Descripción
Esta pintura presenta un momento sereno en el que la naturaleza y la música coexisten en armonía. Un piano de cola se yergue tranquilamente junto a una mesa adornada con flores, una botella y una copa de vino, situada frente a un árbol vibrante y a un cielo brillante. Los tonos cálidos y las texturas suaves revelan una atmósfera de paz, que invita a la reflexión y a la calma. Esta pieza es una adición reflexiva para cualquier espacio que busque un toque de elegancia y tranquilidad. Este es el más personal del grupo. Las palabras escritas a mano, el piano, la mesa, la copa de vino, las flores, el árbol, el cielo abierto — todo se siente como un voto hecho a través del tiempo. No se trata solo del jazz como interpretación. Se trata de la artista que regresa a la parte de sí misma que primero conoció la maravilla.
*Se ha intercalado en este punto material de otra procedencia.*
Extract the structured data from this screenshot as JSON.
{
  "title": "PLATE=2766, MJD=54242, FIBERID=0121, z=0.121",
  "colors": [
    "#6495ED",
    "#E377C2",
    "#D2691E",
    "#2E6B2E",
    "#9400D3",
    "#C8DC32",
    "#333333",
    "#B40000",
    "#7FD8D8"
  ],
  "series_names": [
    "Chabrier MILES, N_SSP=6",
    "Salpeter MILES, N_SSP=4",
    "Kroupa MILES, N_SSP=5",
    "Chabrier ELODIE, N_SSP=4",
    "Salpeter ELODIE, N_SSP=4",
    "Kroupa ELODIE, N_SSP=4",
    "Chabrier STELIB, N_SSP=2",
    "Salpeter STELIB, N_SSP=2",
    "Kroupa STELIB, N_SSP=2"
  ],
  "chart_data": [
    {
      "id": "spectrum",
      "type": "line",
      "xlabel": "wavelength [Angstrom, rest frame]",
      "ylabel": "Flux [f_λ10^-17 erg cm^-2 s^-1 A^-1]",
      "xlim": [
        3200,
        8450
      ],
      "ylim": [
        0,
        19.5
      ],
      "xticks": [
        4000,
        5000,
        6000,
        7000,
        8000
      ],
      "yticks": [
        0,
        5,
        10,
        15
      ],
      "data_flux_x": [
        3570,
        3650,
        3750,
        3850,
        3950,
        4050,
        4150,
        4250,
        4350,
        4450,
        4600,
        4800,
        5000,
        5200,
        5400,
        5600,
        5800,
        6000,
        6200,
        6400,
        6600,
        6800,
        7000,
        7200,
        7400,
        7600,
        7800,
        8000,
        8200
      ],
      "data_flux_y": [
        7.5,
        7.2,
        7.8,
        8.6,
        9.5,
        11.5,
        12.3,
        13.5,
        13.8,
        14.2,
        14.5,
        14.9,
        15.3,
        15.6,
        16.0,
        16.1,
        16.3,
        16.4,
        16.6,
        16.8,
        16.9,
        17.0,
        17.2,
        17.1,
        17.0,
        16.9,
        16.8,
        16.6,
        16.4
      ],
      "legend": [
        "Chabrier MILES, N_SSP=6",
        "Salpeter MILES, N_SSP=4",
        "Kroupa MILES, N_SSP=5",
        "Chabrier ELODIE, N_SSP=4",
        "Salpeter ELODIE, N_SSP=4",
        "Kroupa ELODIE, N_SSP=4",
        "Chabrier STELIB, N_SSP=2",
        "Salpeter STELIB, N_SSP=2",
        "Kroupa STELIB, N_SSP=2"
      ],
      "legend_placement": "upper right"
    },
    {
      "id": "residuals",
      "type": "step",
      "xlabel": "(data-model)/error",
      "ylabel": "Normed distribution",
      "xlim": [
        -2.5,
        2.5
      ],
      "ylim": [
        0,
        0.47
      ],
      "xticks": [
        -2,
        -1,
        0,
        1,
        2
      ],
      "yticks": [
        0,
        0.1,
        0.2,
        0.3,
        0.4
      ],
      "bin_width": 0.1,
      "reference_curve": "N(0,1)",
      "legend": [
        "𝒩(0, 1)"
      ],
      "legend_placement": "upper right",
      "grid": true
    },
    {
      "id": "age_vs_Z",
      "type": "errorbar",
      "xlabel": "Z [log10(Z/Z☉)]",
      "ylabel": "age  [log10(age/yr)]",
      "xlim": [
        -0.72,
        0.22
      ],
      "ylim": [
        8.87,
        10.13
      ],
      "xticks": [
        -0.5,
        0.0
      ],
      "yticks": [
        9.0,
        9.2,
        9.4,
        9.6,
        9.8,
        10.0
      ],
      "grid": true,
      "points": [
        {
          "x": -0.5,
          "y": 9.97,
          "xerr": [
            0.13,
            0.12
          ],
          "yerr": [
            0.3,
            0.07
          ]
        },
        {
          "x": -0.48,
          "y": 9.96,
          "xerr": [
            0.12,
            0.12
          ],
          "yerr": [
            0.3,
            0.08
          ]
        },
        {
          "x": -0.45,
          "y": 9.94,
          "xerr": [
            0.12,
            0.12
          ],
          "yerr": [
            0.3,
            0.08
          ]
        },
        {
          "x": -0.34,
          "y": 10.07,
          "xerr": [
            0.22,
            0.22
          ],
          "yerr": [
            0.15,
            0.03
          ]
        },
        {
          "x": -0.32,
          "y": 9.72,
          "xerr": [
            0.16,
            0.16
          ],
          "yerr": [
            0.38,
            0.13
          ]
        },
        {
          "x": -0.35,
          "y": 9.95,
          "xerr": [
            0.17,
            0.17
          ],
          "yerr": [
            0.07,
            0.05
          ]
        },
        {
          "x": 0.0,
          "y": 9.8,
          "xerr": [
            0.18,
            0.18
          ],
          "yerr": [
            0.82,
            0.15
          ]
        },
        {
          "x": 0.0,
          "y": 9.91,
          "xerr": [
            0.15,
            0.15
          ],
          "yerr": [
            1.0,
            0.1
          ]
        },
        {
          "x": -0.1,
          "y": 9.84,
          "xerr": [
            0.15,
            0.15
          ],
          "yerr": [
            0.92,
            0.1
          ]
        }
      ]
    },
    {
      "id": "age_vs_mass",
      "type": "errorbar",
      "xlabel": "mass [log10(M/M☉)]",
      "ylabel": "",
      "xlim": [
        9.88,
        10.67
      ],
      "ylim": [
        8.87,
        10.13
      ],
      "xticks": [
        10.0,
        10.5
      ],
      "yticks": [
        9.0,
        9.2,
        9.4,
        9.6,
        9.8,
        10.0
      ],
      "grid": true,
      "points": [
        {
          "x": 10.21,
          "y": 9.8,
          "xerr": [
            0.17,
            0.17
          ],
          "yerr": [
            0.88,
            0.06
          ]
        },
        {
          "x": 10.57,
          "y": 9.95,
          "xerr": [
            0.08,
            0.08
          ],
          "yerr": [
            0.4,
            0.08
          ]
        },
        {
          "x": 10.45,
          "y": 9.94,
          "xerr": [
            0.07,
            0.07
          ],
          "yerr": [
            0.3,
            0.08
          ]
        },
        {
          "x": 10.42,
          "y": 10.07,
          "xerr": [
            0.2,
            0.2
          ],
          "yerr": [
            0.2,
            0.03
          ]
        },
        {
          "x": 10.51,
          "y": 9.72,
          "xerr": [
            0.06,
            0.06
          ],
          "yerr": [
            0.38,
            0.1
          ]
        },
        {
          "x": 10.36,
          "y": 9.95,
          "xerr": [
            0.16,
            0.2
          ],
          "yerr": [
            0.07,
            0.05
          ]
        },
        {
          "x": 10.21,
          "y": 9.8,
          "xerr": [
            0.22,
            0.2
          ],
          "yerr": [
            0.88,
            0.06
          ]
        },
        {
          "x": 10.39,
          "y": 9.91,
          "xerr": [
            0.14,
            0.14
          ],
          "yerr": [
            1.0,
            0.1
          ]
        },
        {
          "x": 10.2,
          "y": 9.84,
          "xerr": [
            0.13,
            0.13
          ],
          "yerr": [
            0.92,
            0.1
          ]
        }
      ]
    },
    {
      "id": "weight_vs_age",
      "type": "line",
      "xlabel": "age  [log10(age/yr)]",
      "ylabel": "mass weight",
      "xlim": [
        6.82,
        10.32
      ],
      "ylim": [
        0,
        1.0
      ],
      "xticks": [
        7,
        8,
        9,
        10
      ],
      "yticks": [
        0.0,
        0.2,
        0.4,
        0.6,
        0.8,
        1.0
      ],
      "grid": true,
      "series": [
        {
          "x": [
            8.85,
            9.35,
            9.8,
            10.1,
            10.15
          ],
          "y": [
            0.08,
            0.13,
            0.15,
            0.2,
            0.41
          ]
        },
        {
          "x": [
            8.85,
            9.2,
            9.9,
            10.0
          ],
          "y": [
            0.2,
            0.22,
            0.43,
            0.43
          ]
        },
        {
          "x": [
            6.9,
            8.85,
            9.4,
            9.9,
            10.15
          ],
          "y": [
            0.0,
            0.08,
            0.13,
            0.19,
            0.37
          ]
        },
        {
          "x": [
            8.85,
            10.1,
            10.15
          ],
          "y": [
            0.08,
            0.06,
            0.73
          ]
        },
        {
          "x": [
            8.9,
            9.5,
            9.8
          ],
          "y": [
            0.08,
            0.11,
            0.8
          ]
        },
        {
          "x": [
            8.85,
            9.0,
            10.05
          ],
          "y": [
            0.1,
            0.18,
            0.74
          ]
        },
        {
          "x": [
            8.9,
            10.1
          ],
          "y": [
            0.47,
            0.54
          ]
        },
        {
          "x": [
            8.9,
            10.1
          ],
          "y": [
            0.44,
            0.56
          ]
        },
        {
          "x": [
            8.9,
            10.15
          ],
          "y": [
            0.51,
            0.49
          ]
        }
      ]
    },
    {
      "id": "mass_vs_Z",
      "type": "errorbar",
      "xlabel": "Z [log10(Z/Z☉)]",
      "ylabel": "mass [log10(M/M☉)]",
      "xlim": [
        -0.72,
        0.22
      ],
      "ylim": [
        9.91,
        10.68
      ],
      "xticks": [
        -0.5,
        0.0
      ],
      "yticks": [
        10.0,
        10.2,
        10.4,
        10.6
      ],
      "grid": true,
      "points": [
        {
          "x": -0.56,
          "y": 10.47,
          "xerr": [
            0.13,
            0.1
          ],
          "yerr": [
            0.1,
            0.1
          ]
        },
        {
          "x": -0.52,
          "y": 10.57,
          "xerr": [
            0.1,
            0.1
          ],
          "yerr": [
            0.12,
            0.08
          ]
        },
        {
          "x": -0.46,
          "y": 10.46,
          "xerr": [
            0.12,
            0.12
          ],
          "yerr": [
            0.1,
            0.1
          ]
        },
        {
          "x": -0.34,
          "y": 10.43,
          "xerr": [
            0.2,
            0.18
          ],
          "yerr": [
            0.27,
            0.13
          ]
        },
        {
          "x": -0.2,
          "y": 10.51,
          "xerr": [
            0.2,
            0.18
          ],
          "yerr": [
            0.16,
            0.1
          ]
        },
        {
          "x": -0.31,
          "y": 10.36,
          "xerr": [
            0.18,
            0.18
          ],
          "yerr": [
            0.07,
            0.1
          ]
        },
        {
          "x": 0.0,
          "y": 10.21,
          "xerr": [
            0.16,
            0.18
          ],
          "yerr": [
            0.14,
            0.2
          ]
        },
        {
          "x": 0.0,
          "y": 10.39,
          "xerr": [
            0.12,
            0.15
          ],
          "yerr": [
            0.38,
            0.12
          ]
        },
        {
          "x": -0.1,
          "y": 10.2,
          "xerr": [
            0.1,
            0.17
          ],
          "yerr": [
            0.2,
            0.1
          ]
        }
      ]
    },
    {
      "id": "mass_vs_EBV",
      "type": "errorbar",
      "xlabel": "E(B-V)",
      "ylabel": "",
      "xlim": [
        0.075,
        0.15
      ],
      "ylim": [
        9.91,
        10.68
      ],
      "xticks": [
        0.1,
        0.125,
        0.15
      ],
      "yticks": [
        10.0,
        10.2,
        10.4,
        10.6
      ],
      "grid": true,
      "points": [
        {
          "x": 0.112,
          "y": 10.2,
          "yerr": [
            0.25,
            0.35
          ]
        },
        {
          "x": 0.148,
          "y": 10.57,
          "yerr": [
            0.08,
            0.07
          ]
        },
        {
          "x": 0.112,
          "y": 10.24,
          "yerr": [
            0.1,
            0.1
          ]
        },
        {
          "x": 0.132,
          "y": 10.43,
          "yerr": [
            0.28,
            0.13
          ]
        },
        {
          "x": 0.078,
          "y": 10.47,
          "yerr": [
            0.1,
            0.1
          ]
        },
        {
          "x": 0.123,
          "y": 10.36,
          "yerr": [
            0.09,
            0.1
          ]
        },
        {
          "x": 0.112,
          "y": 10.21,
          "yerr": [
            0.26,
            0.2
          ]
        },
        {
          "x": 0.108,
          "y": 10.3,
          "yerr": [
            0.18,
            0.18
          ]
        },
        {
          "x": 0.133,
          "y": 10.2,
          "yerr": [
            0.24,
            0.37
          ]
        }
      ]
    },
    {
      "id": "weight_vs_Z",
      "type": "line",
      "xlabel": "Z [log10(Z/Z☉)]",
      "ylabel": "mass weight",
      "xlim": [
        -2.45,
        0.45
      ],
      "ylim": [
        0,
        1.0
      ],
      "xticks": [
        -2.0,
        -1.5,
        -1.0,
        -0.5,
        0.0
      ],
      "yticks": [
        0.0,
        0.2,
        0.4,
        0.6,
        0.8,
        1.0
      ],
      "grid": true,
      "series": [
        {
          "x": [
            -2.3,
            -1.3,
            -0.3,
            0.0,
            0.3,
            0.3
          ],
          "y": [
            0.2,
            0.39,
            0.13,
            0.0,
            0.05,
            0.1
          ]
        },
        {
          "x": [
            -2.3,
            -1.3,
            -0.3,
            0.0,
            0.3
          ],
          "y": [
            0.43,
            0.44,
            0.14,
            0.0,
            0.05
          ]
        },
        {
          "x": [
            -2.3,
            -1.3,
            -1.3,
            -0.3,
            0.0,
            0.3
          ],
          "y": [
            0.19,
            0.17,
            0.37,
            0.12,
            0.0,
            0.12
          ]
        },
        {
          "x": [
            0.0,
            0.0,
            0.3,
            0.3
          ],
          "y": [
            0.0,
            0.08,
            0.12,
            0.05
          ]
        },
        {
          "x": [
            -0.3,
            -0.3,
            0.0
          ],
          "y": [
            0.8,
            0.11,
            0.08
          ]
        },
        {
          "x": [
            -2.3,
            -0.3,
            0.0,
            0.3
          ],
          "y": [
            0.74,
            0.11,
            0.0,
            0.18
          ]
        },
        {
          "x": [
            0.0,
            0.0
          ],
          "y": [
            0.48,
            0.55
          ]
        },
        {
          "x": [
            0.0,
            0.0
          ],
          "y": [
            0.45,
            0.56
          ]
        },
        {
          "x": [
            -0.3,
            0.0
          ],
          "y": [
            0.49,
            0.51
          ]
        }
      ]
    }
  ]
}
El piano se encuentra bajo un árbol en flor, como si la música y la naturaleza compartieran la misma respiración. La mesa sugiere reunión, placer, memoria y la dulzura de estar vivos. La frase “Tocaré jazz” cae como una declaración del yo más joven al yo presente — una promesa de que la música nunca se perdió, solo esperaba.
Esta pintura honra la forma en que las artes se comunican entre sí. La música se convierte en pintura. La infancia se convierte en imagen. Nueva Orleans se convierte en un jardín sonoro. Los años del clarinete, los grandes músicos, la inspiración de Pete Fountain, el anhelo de crear — todo ello se reúne aquí en un regreso exuberante y celebratorio.